The acceptance of this procedure in the ICD-11 (as well as in the AMPD) will largely depend on whether and in what form treatment decisions will be facilitated in the future by assessing the severity or the domains (cf. Bach and Presnall-Shvorin 2020). The postulated DSM-5 and ICD-11 trait domains seem to be able to be empirically confirmed again and again and have also been replicated in different cultures (Bach et al. 2017; Lotfi et al. 2018; Pires et al. 2017). But there are also many critical voices, such as Paris (2020), which welcomes the development in principle, but sees decades of research in danger or even lost. This concerns v. a. the BPS, for which by far most of the research literature was created within the specific PS.

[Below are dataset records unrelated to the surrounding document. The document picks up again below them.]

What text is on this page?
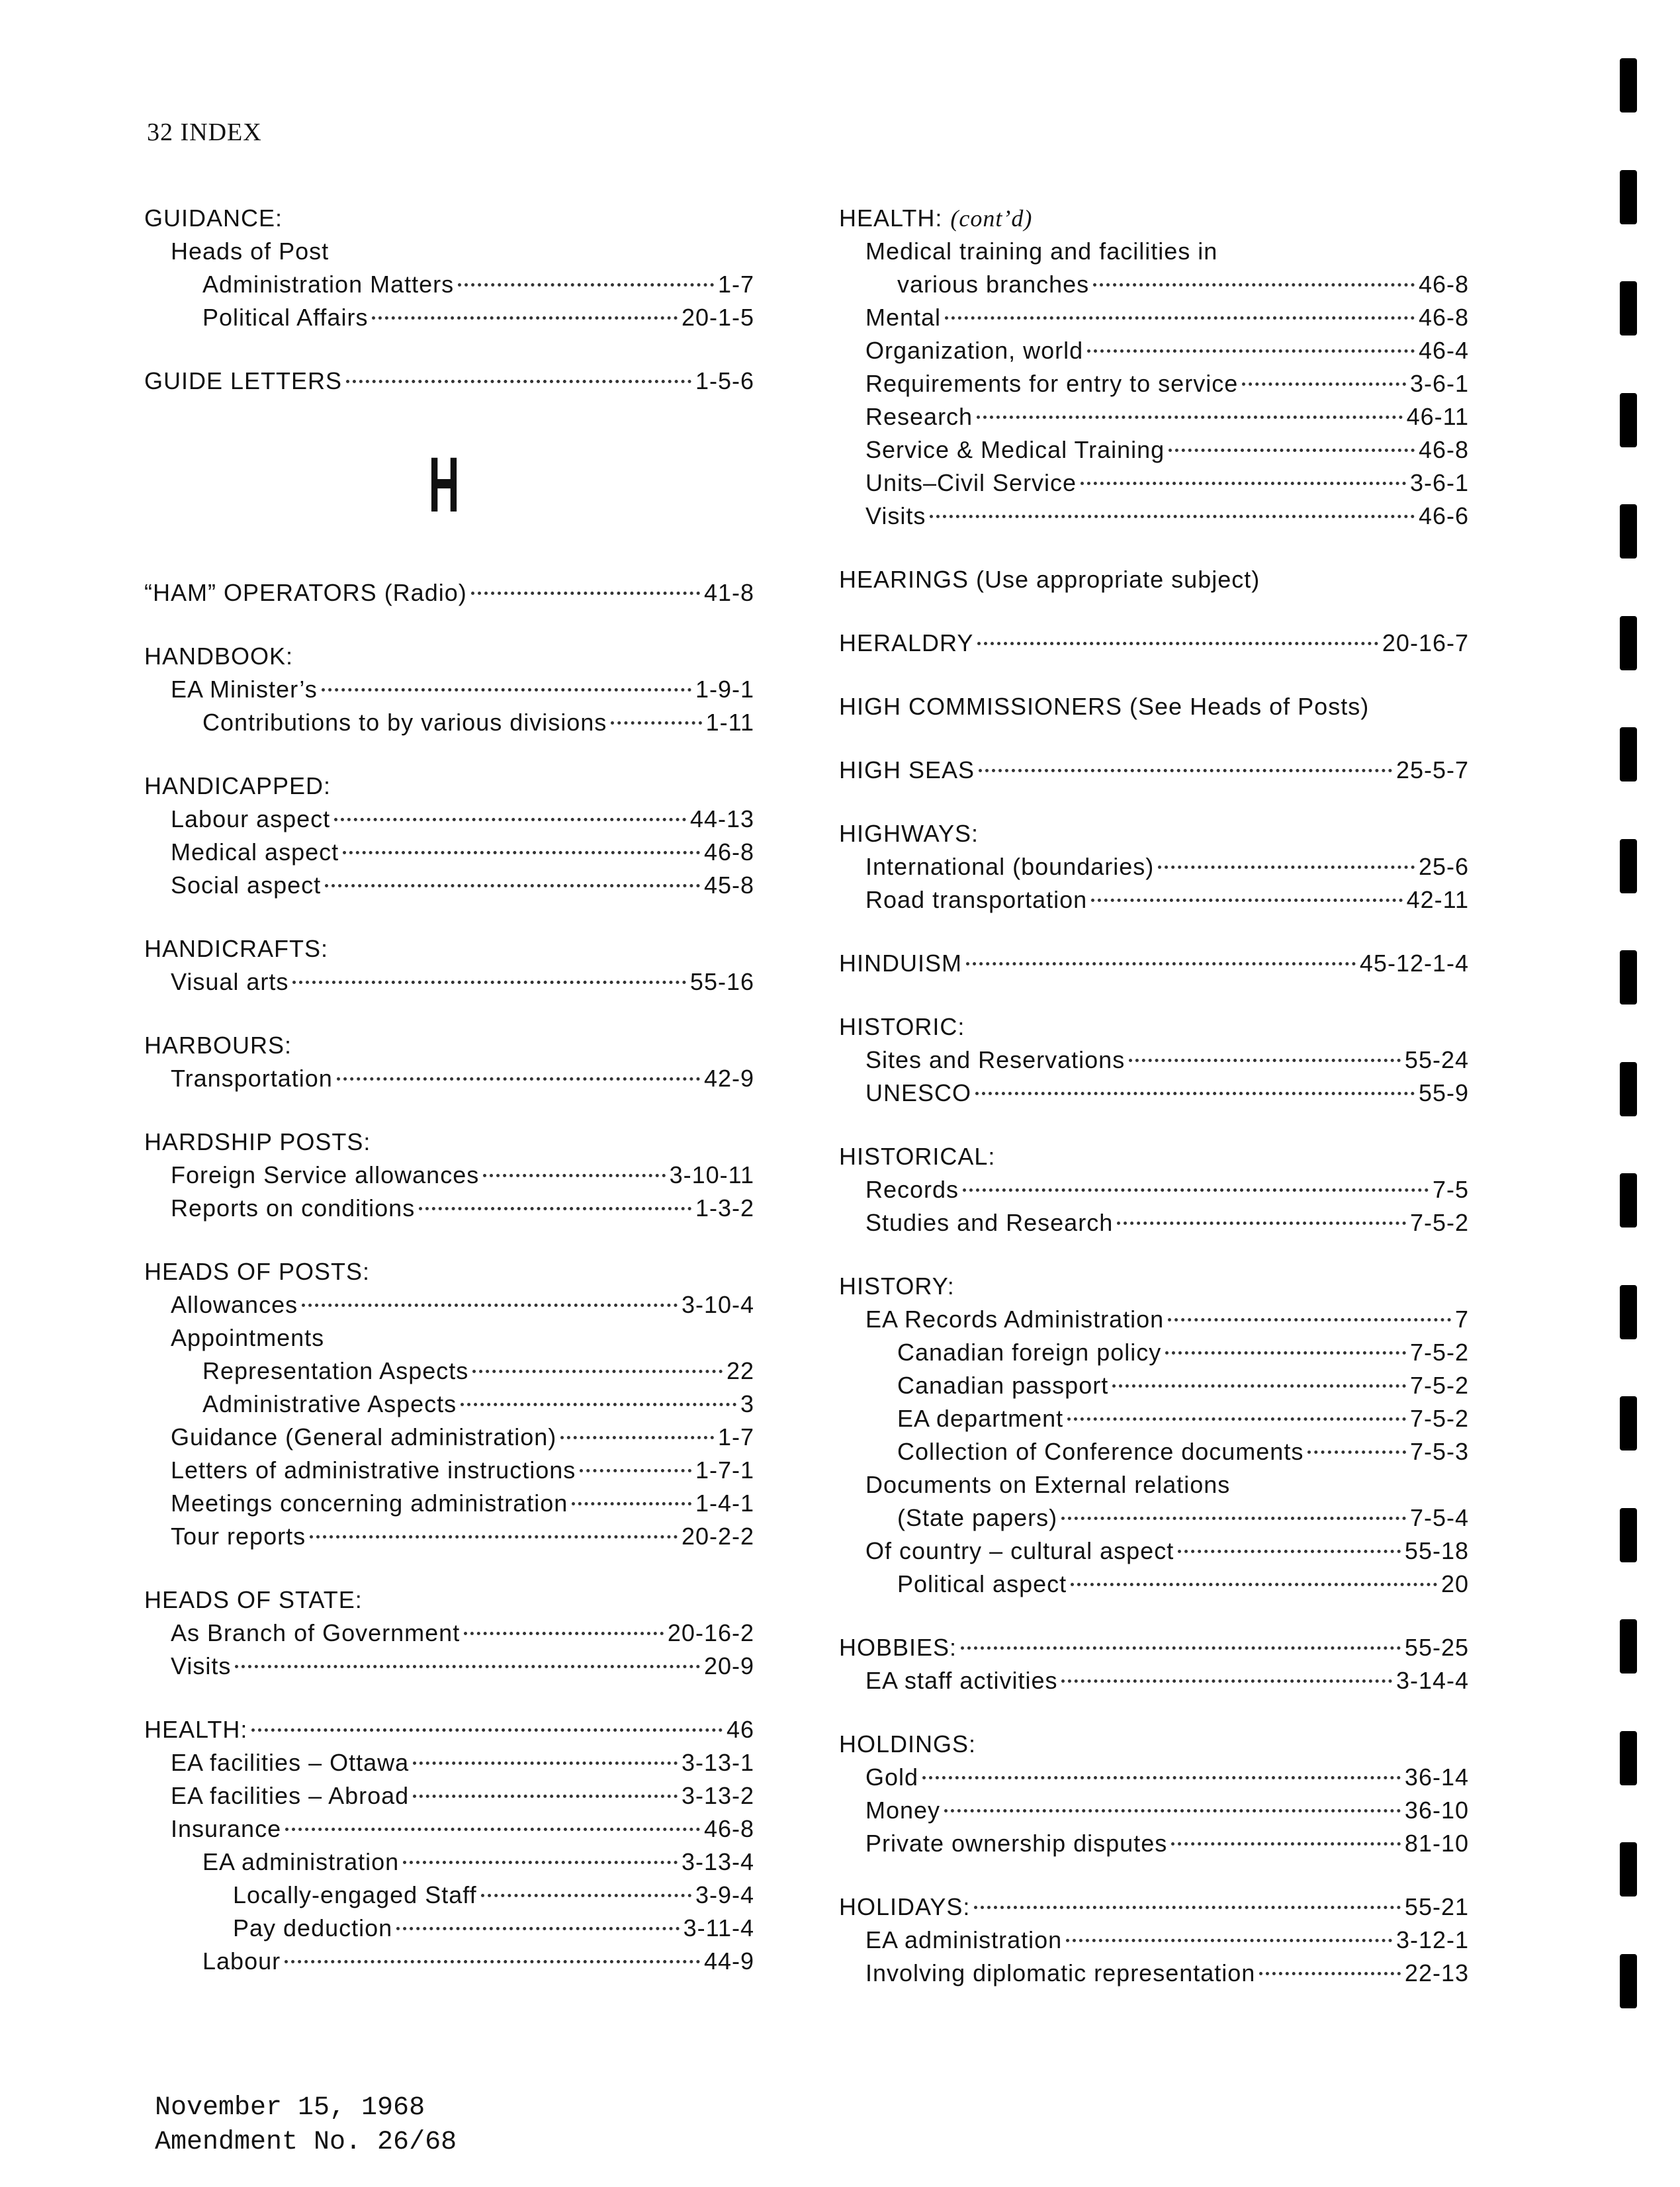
32 INDEX
GUIDANCE:
Heads of Post
Administration Matters	1-7
Political Affairs	20-1-5
GUIDE LETTERS	1-5-6
H
“HAM” OPERATORS (Radio)	41-8
HANDBOOK:
EA Minister’s	1-9-1
Contributions to by various divisions	1-11
HANDICAPPED:
Labour aspect	44-13
Medical aspect	46-8
Social aspect	45-8
HANDICRAFTS:
Visual arts	55-16
HARBOURS:
Transportation	42-9
HARDSHIP POSTS:
Foreign Service allowances	3-10-11
Reports on conditions	1-3-2
HEADS OF POSTS:
Allowances	3-10-4
Appointments
Representation Aspects	22
Administrative Aspects	3
Guidance (General administration)	1-7
Letters of administrative instructions	1-7-1
Meetings concerning administration	1-4-1
Tour reports	20-2-2
HEADS OF STATE:
As Branch of Government	20-16-2
Visits	20-9
HEALTH:	46
EA facilities – Ottawa	3-13-1
EA facilities – Abroad	3-13-2
Insurance	46-8
EA administration	3-13-4
Locally-engaged Staff	3-9-4
Pay deduction	3-11-4
Labour	44-9
HEALTH: (cont’d)
Medical training and facilities in
various branches	46-8
Mental	46-8
Organization, world	46-4
Requirements for entry to service	3-6-1
Research	46-11
Service & Medical Training	46-8
Units–Civil Service	3-6-1
Visits	46-6
HEARINGS (Use appropriate subject)
HERALDRY	20-16-7
HIGH COMMISSIONERS (See Heads of Posts)
HIGH SEAS	25-5-7
HIGHWAYS:
International (boundaries)	25-6
Road transportation	42-11
HINDUISM	45-12-1-4
HISTORIC:
Sites and Reservations	55-24
UNESCO	55-9
HISTORICAL:
Records	7-5
Studies and Research	7-5-2
HISTORY:
EA Records Administration	7
Canadian foreign policy	7-5-2
Canadian passport	7-5-2
EA department	7-5-2
Collection of Conference documents	7-5-3
Documents on External relations
(State papers)	7-5-4
Of country – cultural aspect	55-18
Political aspect	20
HOBBIES:	55-25
EA staff activities	3-14-4
HOLDINGS:
Gold	36-14
Money	36-10
Private ownership disputes	81-10
HOLIDAYS:	55-21
EA administration	3-12-1
Involving diplomatic representation	22-13
November 15, 1968
Amendment No. 26/68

And that's why critics of the model (Herpertz et al. 2017) achieved here (and only here) at the BPS that it is retained as a "borderline pattern" in the ICD-11. The critics argued that a diagnostic system should have clinical usefulness beyond the scientific criteria and thus provide helpful information on the choice of treatments, prognosis and outcomes. It should help patients to be able to give informed consent or to be able to decide which treatments seem most helpful to them. It should help to use resources in the health system sensibly and should be supported by robust scientific results. The authors did not see these aspects really fulfilled in the proposal for the ICD-11 (Herpertz et al. 2017). These critics also fundamentally support a dimensional approach, but demand a hybrid model as in DSM-5 in order to guarantee a gentler transition.